Another family law practitioner, Graham P. Chynoweth, of Concord, said he wished the court had offered more guidance for future cases. "In my opinion, the decision is no real help in understanding what a trial court needs to weigh in making a decision," Chynoweth said. "The Donovan decision does mean the trial court will need to make [college expense] decisions on a case-by-case basis."

Donovan Facts

Tatjana and Robert Donovan were divorced in 2000; as part of the parties' permanent stipulation, they agreed to contribute to the children's educational expenses through college in an amount proportionate to their respective incomes at such time. Both parties were CPAs, but Tatjana had let her credentials lapse as she home schooled the couple's two children-both before and after the divorce.

Robert Donovan filed a motion to bring forward and modify in 2003, seeking (1) to reduce his child support obligation based on his own diminished earnings and Tatjana's voluntary underemployment, (2) to terminate his additional monthly payment for extracurricular activities, and (3) to eliminate, under RSA 458-C:2, IV(a), the parties obligation to contribute to college expenses.

The trial court (Barry, J.) granted a reduction in child support, but refused to terminate the extracurricular payment, or to eliminate the college expense obligation.

Finding that the evidence in the record did not support Robert's contention that Tatjana could in fact earn sufficient income to offset his child support obligation, and that the home schooling arrangement had been in place, by agreement of the parties, for at least eight years, the Supreme Court unanimously reversed the trial court's reduction in Robert's child support obligation.

Also unanimous was the Court's finding that In the Matter of Coderre & Coderre, 148 N.H. 401 (2002), prevents the trial court for awarding extracurricular expenses in addition to child support, absent a showing of special circumstances. Though the opinion notes that on remand, the lower court may consider whether the Donovan case involves special circumstances.

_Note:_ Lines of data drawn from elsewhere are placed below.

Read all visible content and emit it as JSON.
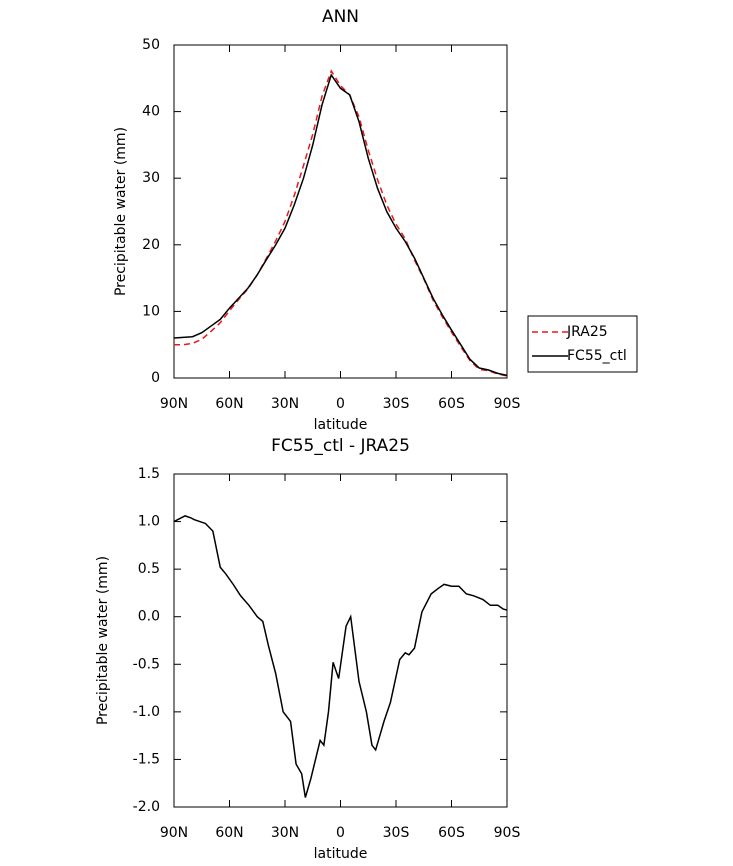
{
  "chart_data": [
    {
      "type": "line",
      "title": "ANN",
      "xlabel": "latitude",
      "ylabel": "Precipitable water (mm)",
      "xlim": [
        90,
        -90
      ],
      "xticks": [
        {
          "value": 90,
          "label": "90N"
        },
        {
          "value": 60,
          "label": "60N"
        },
        {
          "value": 30,
          "label": "30N"
        },
        0,
        {
          "value": -30,
          "label": "30S"
        },
        {
          "value": -60,
          "label": "60S"
        },
        {
          "value": -90,
          "label": "90S"
        }
      ],
      "ylim": [
        0,
        50
      ],
      "yticks": [
        0,
        10,
        20,
        30,
        40,
        50
      ],
      "legend": "outside-right",
      "x": [
        90,
        85,
        80,
        75,
        70,
        65,
        60,
        55,
        50,
        45,
        40,
        35,
        30,
        25,
        20,
        15,
        10,
        5,
        0,
        -5,
        -10,
        -15,
        -20,
        -25,
        -30,
        -35,
        -40,
        -45,
        -50,
        -55,
        -60,
        -65,
        -70,
        -75,
        -80,
        -85,
        -90
      ],
      "series": [
        {
          "name": "JRA25",
          "color": "#e8191c",
          "dashed": true,
          "values": [
            5.0,
            5.0,
            5.2,
            5.8,
            7.0,
            8.3,
            10.1,
            11.8,
            13.4,
            15.5,
            18.0,
            20.6,
            23.5,
            27.4,
            31.9,
            36.6,
            42.3,
            46.1,
            43.9,
            42.5,
            39.2,
            34.2,
            29.8,
            26.0,
            23.1,
            20.9,
            17.7,
            14.9,
            11.7,
            9.2,
            6.9,
            4.7,
            2.6,
            1.3,
            1.1,
            0.6,
            0.3
          ]
        },
        {
          "name": "FC55_ctl",
          "color": "#000000",
          "dashed": false,
          "values": [
            6.0,
            6.1,
            6.2,
            6.8,
            7.8,
            8.8,
            10.5,
            12.0,
            13.5,
            15.5,
            17.8,
            20.0,
            22.5,
            26.0,
            30.0,
            35.0,
            41.0,
            45.5,
            43.5,
            42.5,
            38.5,
            33.0,
            28.5,
            25.0,
            22.5,
            20.5,
            18.0,
            15.0,
            12.0,
            9.5,
            7.2,
            5.0,
            2.8,
            1.5,
            1.2,
            0.7,
            0.4
          ]
        }
      ]
    },
    {
      "type": "line",
      "title": "FC55_ctl - JRA25",
      "xlabel": "latitude",
      "ylabel": "Precipitable water (mm)",
      "xlim": [
        90,
        -90
      ],
      "xticks": [
        {
          "value": 90,
          "label": "90N"
        },
        {
          "value": 60,
          "label": "60N"
        },
        {
          "value": 30,
          "label": "30N"
        },
        0,
        {
          "value": -30,
          "label": "30S"
        },
        {
          "value": -60,
          "label": "60S"
        },
        {
          "value": -90,
          "label": "90S"
        }
      ],
      "ylim": [
        -2.0,
        1.5
      ],
      "yticks": [
        {
          "value": -2.0,
          "label": "-2.0"
        },
        -1.5,
        {
          "value": -1.0,
          "label": "-1.0"
        },
        -0.5,
        {
          "value": 0.0,
          "label": "0.0"
        },
        0.5,
        {
          "value": 1.0,
          "label": "1.0"
        },
        1.5
      ],
      "x": [
        90,
        84,
        81,
        79,
        73,
        69,
        65,
        62,
        58,
        54,
        49.5,
        45,
        42,
        39,
        35,
        31,
        27,
        24,
        21,
        19,
        16,
        11,
        9,
        6.5,
        4,
        1,
        -3,
        -5.5,
        -10,
        -14,
        -17,
        -19,
        -23.5,
        -27,
        -32,
        -35,
        -37,
        -40,
        -44,
        -49,
        -53,
        -56,
        -60,
        -64,
        -68,
        -72,
        -77,
        -81,
        -85,
        -88,
        -90
      ],
      "series": [
        {
          "name": "FC55_ctl - JRA25",
          "color": "#000000",
          "dashed": false,
          "values": [
            1.0,
            1.06,
            1.04,
            1.02,
            0.98,
            0.9,
            0.52,
            0.45,
            0.34,
            0.22,
            0.12,
            0.0,
            -0.05,
            -0.3,
            -0.6,
            -1.0,
            -1.1,
            -1.55,
            -1.65,
            -1.9,
            -1.7,
            -1.3,
            -1.35,
            -1.0,
            -0.48,
            -0.65,
            -0.1,
            0.0,
            -0.68,
            -1.0,
            -1.35,
            -1.4,
            -1.1,
            -0.9,
            -0.45,
            -0.38,
            -0.4,
            -0.33,
            0.05,
            0.24,
            0.3,
            0.34,
            0.32,
            0.32,
            0.24,
            0.22,
            0.18,
            0.12,
            0.12,
            0.08,
            0.07
          ]
        }
      ]
    }
  ]
}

"After Coderre and Donovan, I'm not sure what special circumstances would allow a court to order one parent to pay more than the guideline amount," McKay said. "Some think that an extraordinarily large expense-like the cost of being a hockey goalie-might warrant an additional expense payment."

Dissenting Opinion

Dalianis dissented only on the issue of college expenses: "I believe that the issue before us is not whether RSA 458:17, XI-a requires trial courts to vacate all prior orders that provide for payment of children's college expenses," Dalianis wrote. "Rather, the issue is whether the new statute requires courts to vacate orders regarding payment of college expenses that are challenged after the effective date of the statute either by a motion to modify or by nonpayment by the obligor."

"I believe the new statute leaves courts with no choice but to relieve a parent, no matter how wealthy he or she might be, from any legal obligation to assist his or her adult child with college expenses," Dalainis continued. "An order for contribution to college expenses is a support order...and, as such, is modifiable for a substantial change in circumstances...including a change in the law [citations omitted]."

How marital masters will react to the decision in not yet clear; they are prevented from commenting on it while it is still an active case, according to Superior Court Chief Justice Robert Lynn.

Chief Justice John T. Broderick, and Justices Joseph P. Nadeau and Richard E. Galway concurred in the majority opinion.

See In the Matter of Tatjana A. Donovan and Robert F. Donovan, Jr., Docket No. 2004-288, April 1, 2005.

Deborah A. Fauver, a frequent contributor to the Bar News, practices with the law firm of Cooper, Deans & Cargill, in North Conway.